しかし、肥満を防ぐ食べ方としては、普段の食べている順番と逆が正解なんです。
汁物 → 副菜 → 主菜 → 主食
先に汁物や野菜をお腹に入れることで、血糖値の上昇も抑えられます。そして満腹感も得られやすいので、食べ過ぎを防ぐことにも役立ちます。
あとは、
・ゆっくり噛んで食べる
・腹八分目にする
・だらだらと何かをしながら食べない
こういったことにも気をつけておくと、肥満を防ぐことに役立ちます。
外食での賢い食べ方
もっとも意識しておきたいのは、主食である
・ごはん
・麺類
この2つを最初から少な目にしておくことです。お店で注文するときには最初から「半分にしてください」と言っておくのが良いですね。
次に賢く食べる方法はというと
・カツ丼:汁がしみこんでいない部分を食べましょう
・天ぷらそば:衣は半分ははがし、つゆは飲まないようにしましょう
・パスタ:トマトソース系がおすすめ、食べる量は半分で
・牛丼:つゆだく、紅ショウガ大盛りは厳禁です
・ラーメン:つゆは飲まないようにしましょう
・カレー:ご飯は少な目がおすすめです
外食で体を意識して食べるのは難しいですが、もっともはじめやすいのは量を減らすことです。
コンビニ食の賢い食べ方
コンビニ食は高エネルギー食品が多いです。
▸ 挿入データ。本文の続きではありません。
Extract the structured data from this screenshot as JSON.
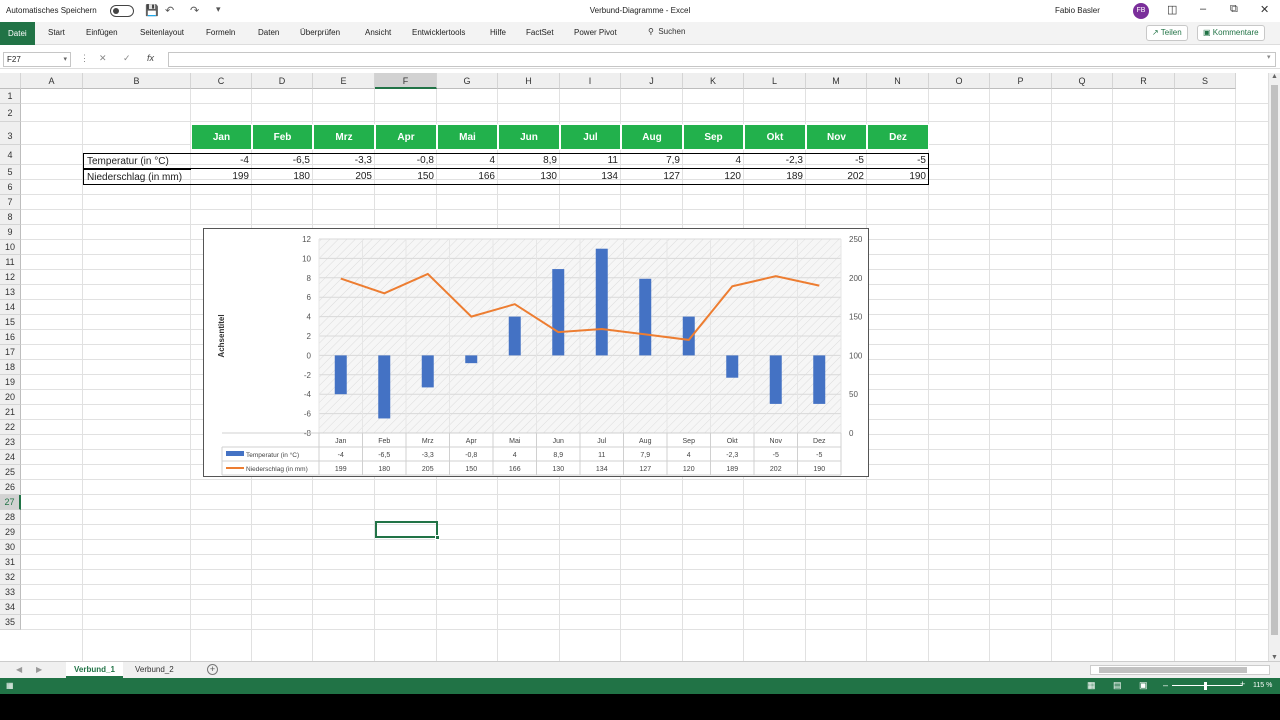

そして高塩分の傾向もあります。
そこで賢く食べる方法はというと、
・助六すし:味がすでについているので「しょうゆ」を使わない
・ざるそば:ヘルシーに見えますが「つゆ」をつけすぎないで食べましょう
・お弁当:ごはんを残す工夫をしましょう
・サラダ:レモン果汁やコショウでシンプルに食べたいですね
コンビニ食には野菜が不足していますので、サラダをプラスして食べるように心がけたいですね。
宅配弁当という賢い方法もあります
お仕事やお家で食事するとき、宅配弁当を利用するという方法があります。
それもコンビニ食や外食チェーンが宅配しているお弁当ではなく、体のことを考え、栄養バランスのとれた「配食」を利用するのがベストです。
最近の配食は療養中の人や介護中の人のものだけではなく、糖尿や高血圧、痛風などが気になる方にあったお弁当もあります。
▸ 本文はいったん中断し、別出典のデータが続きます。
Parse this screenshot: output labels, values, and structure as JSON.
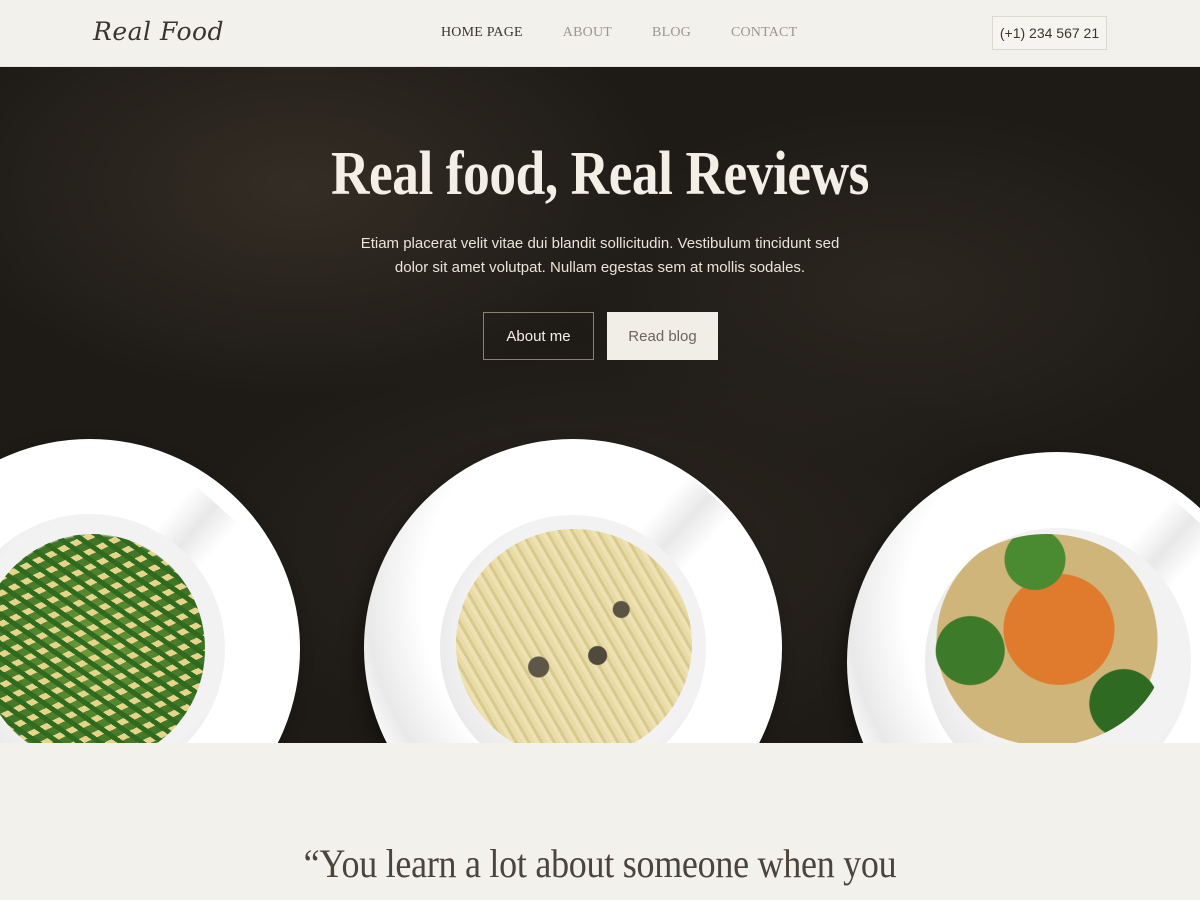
{
  "brand": {
    "logo_text": "Real Food"
  },
  "nav": {
    "items": [
      {
        "label": "HOME PAGE",
        "active": true
      },
      {
        "label": "ABOUT",
        "active": false
      },
      {
        "label": "BLOG",
        "active": false
      },
      {
        "label": "CONTACT",
        "active": false
      }
    ]
  },
  "header": {
    "phone": "(+1) 234 567 21"
  },
  "hero": {
    "title": "Real food, Real Reviews",
    "subtitle": "Etiam placerat velit vitae dui blandit sollicitudin. Vestibulum tincidunt sed dolor sit amet volutpat. Nullam egestas sem at mollis sodales.",
    "buttons": {
      "primary": "About me",
      "secondary": "Read blog"
    },
    "dishes": [
      "penne-green-beans",
      "creamy-mushroom-tagliatelle",
      "chicken-broccoli-rice"
    ]
  },
  "quote": {
    "text": "“You learn a lot about someone when you"
  },
  "colors": {
    "hero_bg": "#1e1b17",
    "page_bg": "#f3f1ec",
    "text_dark": "#3a3530"
  }
}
私たち「配食のふれ愛」では、原材料にこだわり栄養バランスのとれた食事をお弁当にしお届けてしています。今なら無料試食キャンペーン中ですので、お気軽にお試しいただけるようになっています。
お仕事場には難しいかもしれませんが、お家ならお休みの日などに利用してもらうと、毎食考えないといけない献立も楽になると思います。
痛風と食事対策まとめ
痛風は食事や食べ方を工夫することで改善へ向かうことでしょう。
また、食事は毎日のことですから、私たちの体にもっとも影響する部分でもありますので、丁寧に栄養分をとってバランスの良い体にしておきたいところです。
今回は食事で心がけたいことや食べ方の工夫についてお伝えいたしました。ぜひ参考にしていただき、あなたの食生活を今まで以上に整えていただけると幸いです。